Oil production in Nigeria is forecast to falter due to underinvestment according to analysis from research and consulting firm GlobalData.
Despite more than 37 billion barrels of oil remaining in proven reserves the country faces challenges with need for reform and transparency to reverse this trend.
However Young Okunna, an upstream analyst covering Sub-Saharan Africa, said Nigeria’s gas sector could be rejuvenated by capitalising on the chance to rebuild investor confidence following the election of President Muhammadu Buhari.
Okunna said: “Buhari brings a reputation as a heavy-handed president able to potentially neutralize the Boko Haram threat, which is concentrated in the poorer northeast of the country.
“While the oil sector is concentrated in the south, the Islamist group has in the past named refineries and oil infrastructure as targets.
“Nigeria’s new president is also a fierce opponent of corruption, having recently dissolved national oil company NNPC’s board following an estimated $20 billion scandal of inappropriately managed oil revenues.”

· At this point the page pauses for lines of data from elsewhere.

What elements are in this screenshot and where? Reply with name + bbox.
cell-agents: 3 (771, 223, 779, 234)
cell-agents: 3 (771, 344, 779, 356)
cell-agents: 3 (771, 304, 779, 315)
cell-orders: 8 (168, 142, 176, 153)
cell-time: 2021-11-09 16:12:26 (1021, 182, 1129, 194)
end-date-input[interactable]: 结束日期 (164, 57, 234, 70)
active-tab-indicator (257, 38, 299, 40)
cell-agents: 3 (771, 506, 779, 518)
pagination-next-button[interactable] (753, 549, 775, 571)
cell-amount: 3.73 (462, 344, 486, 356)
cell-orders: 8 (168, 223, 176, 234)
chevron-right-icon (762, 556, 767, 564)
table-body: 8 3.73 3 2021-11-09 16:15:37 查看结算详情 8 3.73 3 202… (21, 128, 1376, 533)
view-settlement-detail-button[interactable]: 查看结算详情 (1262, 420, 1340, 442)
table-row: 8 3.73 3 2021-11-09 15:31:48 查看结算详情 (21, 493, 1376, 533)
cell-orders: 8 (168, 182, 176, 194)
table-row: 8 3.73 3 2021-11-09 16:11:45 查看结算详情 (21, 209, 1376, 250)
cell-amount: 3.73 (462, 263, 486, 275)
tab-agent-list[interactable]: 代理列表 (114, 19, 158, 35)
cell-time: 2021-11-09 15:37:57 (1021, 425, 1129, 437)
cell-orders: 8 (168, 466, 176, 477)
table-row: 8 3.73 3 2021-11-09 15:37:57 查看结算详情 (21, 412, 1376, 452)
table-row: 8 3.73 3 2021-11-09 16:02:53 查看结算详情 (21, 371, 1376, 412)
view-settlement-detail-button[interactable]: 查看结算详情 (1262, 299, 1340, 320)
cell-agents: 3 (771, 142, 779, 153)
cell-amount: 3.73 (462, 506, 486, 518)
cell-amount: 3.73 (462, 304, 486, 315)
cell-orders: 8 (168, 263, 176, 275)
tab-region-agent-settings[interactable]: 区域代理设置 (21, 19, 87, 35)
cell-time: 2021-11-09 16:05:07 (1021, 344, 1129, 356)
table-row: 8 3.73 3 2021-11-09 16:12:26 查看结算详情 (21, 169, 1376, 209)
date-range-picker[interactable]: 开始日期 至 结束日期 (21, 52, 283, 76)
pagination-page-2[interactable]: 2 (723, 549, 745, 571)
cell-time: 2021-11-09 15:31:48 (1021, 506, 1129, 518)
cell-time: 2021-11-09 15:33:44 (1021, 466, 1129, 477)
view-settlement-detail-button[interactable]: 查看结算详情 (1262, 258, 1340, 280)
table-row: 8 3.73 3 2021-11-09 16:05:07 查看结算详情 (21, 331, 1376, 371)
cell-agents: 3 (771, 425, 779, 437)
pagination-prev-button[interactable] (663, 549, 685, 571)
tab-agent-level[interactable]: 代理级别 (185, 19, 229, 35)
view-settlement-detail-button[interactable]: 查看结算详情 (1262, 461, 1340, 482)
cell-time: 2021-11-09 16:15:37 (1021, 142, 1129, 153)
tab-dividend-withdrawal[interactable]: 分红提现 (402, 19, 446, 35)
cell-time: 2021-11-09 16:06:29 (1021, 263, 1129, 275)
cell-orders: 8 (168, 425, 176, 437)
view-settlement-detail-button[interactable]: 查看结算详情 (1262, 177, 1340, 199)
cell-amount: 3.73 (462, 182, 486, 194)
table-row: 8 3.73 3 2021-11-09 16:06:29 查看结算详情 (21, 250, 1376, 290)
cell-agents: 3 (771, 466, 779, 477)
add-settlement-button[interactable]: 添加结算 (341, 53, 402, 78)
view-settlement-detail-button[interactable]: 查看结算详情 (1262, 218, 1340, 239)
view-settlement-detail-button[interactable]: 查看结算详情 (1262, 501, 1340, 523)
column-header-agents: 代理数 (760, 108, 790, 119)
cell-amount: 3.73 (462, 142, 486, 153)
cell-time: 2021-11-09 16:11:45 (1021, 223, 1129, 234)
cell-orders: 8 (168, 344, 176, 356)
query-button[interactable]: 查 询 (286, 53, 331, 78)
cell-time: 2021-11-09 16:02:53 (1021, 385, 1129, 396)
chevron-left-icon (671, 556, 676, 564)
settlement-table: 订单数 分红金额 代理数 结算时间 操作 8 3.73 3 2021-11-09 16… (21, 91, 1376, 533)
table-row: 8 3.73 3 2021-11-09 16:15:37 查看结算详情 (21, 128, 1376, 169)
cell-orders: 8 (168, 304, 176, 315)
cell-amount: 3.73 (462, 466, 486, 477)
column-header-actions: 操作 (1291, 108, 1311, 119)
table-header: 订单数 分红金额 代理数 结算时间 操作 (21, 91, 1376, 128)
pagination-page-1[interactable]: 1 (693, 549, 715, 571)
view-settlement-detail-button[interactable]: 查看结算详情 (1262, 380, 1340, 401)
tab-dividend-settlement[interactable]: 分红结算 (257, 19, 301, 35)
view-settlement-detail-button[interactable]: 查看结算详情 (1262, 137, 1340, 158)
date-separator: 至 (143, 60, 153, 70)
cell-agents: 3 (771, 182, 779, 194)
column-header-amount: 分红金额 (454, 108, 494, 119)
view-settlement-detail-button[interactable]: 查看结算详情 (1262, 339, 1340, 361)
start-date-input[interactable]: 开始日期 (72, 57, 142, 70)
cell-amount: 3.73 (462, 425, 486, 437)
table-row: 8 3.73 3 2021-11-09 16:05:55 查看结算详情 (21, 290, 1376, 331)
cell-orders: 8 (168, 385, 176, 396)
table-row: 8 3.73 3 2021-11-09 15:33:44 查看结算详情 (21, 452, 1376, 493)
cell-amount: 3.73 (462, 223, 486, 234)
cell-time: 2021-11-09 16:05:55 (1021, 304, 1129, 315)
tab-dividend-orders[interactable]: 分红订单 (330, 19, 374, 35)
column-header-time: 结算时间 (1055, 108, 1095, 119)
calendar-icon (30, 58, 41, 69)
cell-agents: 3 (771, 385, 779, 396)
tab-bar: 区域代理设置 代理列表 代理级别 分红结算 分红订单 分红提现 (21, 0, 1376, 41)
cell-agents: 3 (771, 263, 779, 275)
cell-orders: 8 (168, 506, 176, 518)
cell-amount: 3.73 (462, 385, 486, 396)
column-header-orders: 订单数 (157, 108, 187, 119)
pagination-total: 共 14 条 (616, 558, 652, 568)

GlobalData has forecast that several new fields due to come online over the next five years will add slightly more than 300,000 barrels per day.
Nigeria faces competition from other countries, including Angola, which is expected to add more than 850,000 barrels per day over the same period from new fields.
GlobalData said the industry’s “stagnation” has been illustrated by more than 335 discoveries which remain unverdeveloped.
Around 185 of those have been exposed to oil theft and vandalism rampant in the Niger Delta.
Criminal activity has increased since 2010, with production losses estimated to be between 100,000 and 400,000 barrels per day.
Okunna added: “Peace in the Niger Delta region is of paramount importance to sustaining production and foreign direct investment.
“Country-specific challenges, such as fiscal instability, a militant insurgency, political and corporate corruption, and vandalism, will negatively impact the ramp up of investment.
“As companies look to redeploy capital after having pulled back when oil prices collapsed, Buhari’s government must reform the sector and also engage with community leaders to reduce sabotage and communal disturbances, in order to attract investment that will reverse the forecast production decline.”